Macri e Obama já conversaram por telefone e poderão se encontrar no mês de março. O presidente argentino está avaliando a possibilidade de participar da cúpula de segurança nuclear, que será realizada em Washington. Paralelamente, ambos os governos estão conversando sobre uma possível visita do presidente americano à capital argentina.
Avanço nas relações
Macri avançou, ainda, na recomposição do relacionamento com o Reino Unido. Durante o kirchnerismo, o conflito pela soberania das Ilhas Malvinas impediu qualquer tipo de cooperação entre os dois países. Cristina e Cameron trocaram afiadas acusações, principalmente em 2012, quando se completaram 30 anos da guerra.
— O novo governo mantém a reivindicação da soberania, mas busca melhorar a relação. Foi enviado a Londres como embaixador um diplomata de carreira (Carlos Sersale di Cerisano). A ex-embaixadora (a dirigente kirchnerista Alicia Castro, que passou antes por Caracas) deteriorou muito o vínculo — opinou Ignácio Labaqui, professor da Universidade Católica Argentina (UCA).
Política de boa vizinhança
De acordo com o secretário argentino, a proposta é dialogar sobre todos os assuntos com o Reino Unido.
— A defesa da soberania é um mandato constitucional que vamos respeitar, mas isso não deve impedir a cooperação bilateral — disse Pompeo.
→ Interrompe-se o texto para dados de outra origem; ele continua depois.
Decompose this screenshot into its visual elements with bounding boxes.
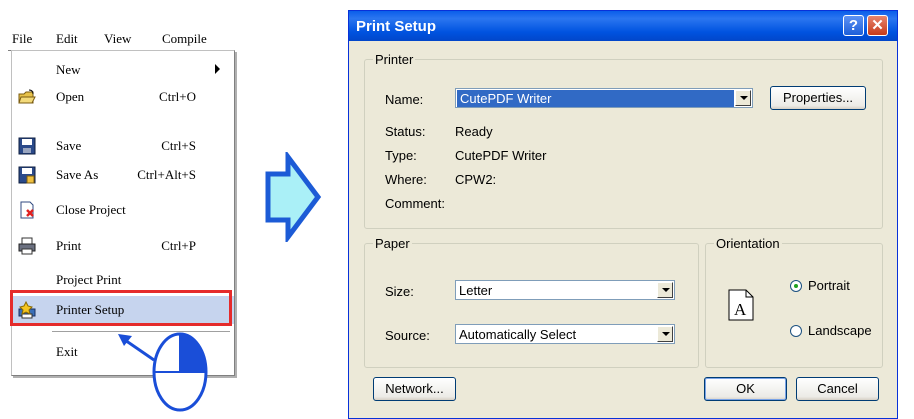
status-label: Status:: [385, 124, 426, 139]
arrow-right-icon: [265, 152, 322, 242]
menu-item-label: Print: [56, 238, 82, 253]
save-disk-icon: [18, 137, 36, 155]
landscape-label[interactable]: Landscape: [808, 323, 872, 338]
menu-item-shortcut: Ctrl+P: [161, 238, 196, 253]
menu-item-shortcut: Ctrl+S: [161, 138, 196, 153]
menu-item-new[interactable]: New: [12, 57, 234, 83]
menu-item-label: Save As: [56, 167, 99, 182]
menu-item-label: New: [56, 62, 81, 77]
menu-item-label: Open: [56, 89, 85, 104]
menu-item-shortcut: Ctrl+O: [159, 89, 196, 104]
printer-name-select[interactable]: CutePDF Writer: [455, 88, 753, 108]
size-label: Size:: [385, 284, 414, 299]
page-glyph: A: [734, 300, 747, 319]
landscape-radio[interactable]: [790, 325, 802, 337]
dropdown-arrow-icon[interactable]: [657, 326, 673, 342]
cancel-button[interactable]: Cancel: [796, 377, 879, 401]
menu-item-label: Exit: [56, 344, 78, 359]
menu-item-shortcut: Ctrl+Alt+S: [137, 167, 196, 182]
dropdown-arrow-icon[interactable]: [735, 90, 751, 106]
menu-file[interactable]: File: [12, 31, 32, 47]
paper-size-value: Letter: [459, 283, 493, 298]
menu-item-save[interactable]: Save Ctrl+S: [12, 133, 234, 159]
close-button[interactable]: ✕: [867, 15, 888, 36]
dropdown-arrow-icon[interactable]: [657, 282, 673, 298]
print-setup-dialog: Print Setup ? ✕ Printer Name: CutePDF Wr…: [348, 10, 898, 419]
menu-edit[interactable]: Edit: [56, 31, 78, 47]
menu-item-label: Close Project: [56, 202, 126, 217]
name-label: Name:: [385, 92, 424, 107]
printer-group: Printer Name: CutePDF Writer Properties.…: [364, 52, 883, 229]
ok-button[interactable]: OK: [704, 377, 787, 401]
menu-item-open[interactable]: Open Ctrl+O: [12, 84, 234, 110]
network-button[interactable]: Network...: [373, 377, 456, 401]
close-project-icon: [20, 201, 34, 219]
paper-group: Paper Size: Letter Source: Automatically…: [364, 236, 699, 368]
orientation-group-title: Orientation: [714, 236, 782, 251]
portrait-label[interactable]: Portrait: [808, 278, 850, 293]
help-button[interactable]: ?: [843, 15, 864, 36]
paper-group-title: Paper: [373, 236, 412, 251]
properties-button[interactable]: Properties...: [770, 86, 866, 110]
comment-label: Comment:: [385, 196, 445, 211]
dialog-titlebar[interactable]: Print Setup ? ✕: [349, 11, 897, 41]
paper-size-select[interactable]: Letter: [455, 280, 675, 300]
menu-view[interactable]: View: [104, 31, 131, 47]
where-value: CPW2:: [455, 172, 497, 187]
paper-source-value: Automatically Select: [459, 327, 577, 342]
source-label: Source:: [385, 328, 430, 343]
menu-item-print[interactable]: Print Ctrl+P: [12, 233, 234, 259]
printer-name-value: CutePDF Writer: [457, 90, 734, 107]
where-label: Where:: [385, 172, 427, 187]
menu-item-save-as[interactable]: Save As Ctrl+Alt+S: [12, 162, 234, 188]
type-label: Type:: [385, 148, 417, 163]
page-orientation-icon: A: [728, 289, 754, 321]
submenu-arrow-icon: [215, 64, 220, 74]
open-folder-icon: [18, 89, 36, 104]
save-as-icon: [18, 166, 36, 184]
type-value: CutePDF Writer: [455, 148, 547, 163]
dialog-title: Print Setup: [356, 18, 437, 35]
menu-item-close-project[interactable]: Close Project: [12, 197, 234, 223]
printer-group-title: Printer: [373, 52, 416, 67]
printer-icon: [18, 237, 36, 255]
status-value: Ready: [455, 124, 493, 139]
mouse-click-icon: [118, 332, 208, 412]
orientation-group: Orientation A Portrait Landscape: [705, 236, 883, 368]
menu-item-label: Save: [56, 138, 82, 153]
paper-source-select[interactable]: Automatically Select: [455, 324, 675, 344]
menu-compile[interactable]: Compile: [162, 31, 207, 47]
menu-item-label: Project Print: [56, 272, 122, 287]
portrait-radio[interactable]: [790, 280, 802, 292]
Na região, Macri quer deixar para trás os curtos-circuitos permanentes com os vizinhos, em matéria econômica, política e até mesmo ambiental. Com o Uruguai, foi criada uma comissão para monitorar a eventual contaminação do Rio Uruguai em consequência da instalação de uma fábrica de celulose no país, iniciativa que provocou agressivas discussões entre os governos Kirchner e as autoridades uruguaias. Com o Brasil, este mês será iniciado um trabalho intenso do novo secretário de Comércio, Miguel Braun, para discutir e resolver uma série de conflitos que afetam os dois países. Nos últimos anos, o comércio no Mercosul despencou, entre outros motivos, pelas medidas de controle cambial kirchneristas.
— Macri tem um enfoque mais pragmático e menos ideológico — resumiu Labaqui.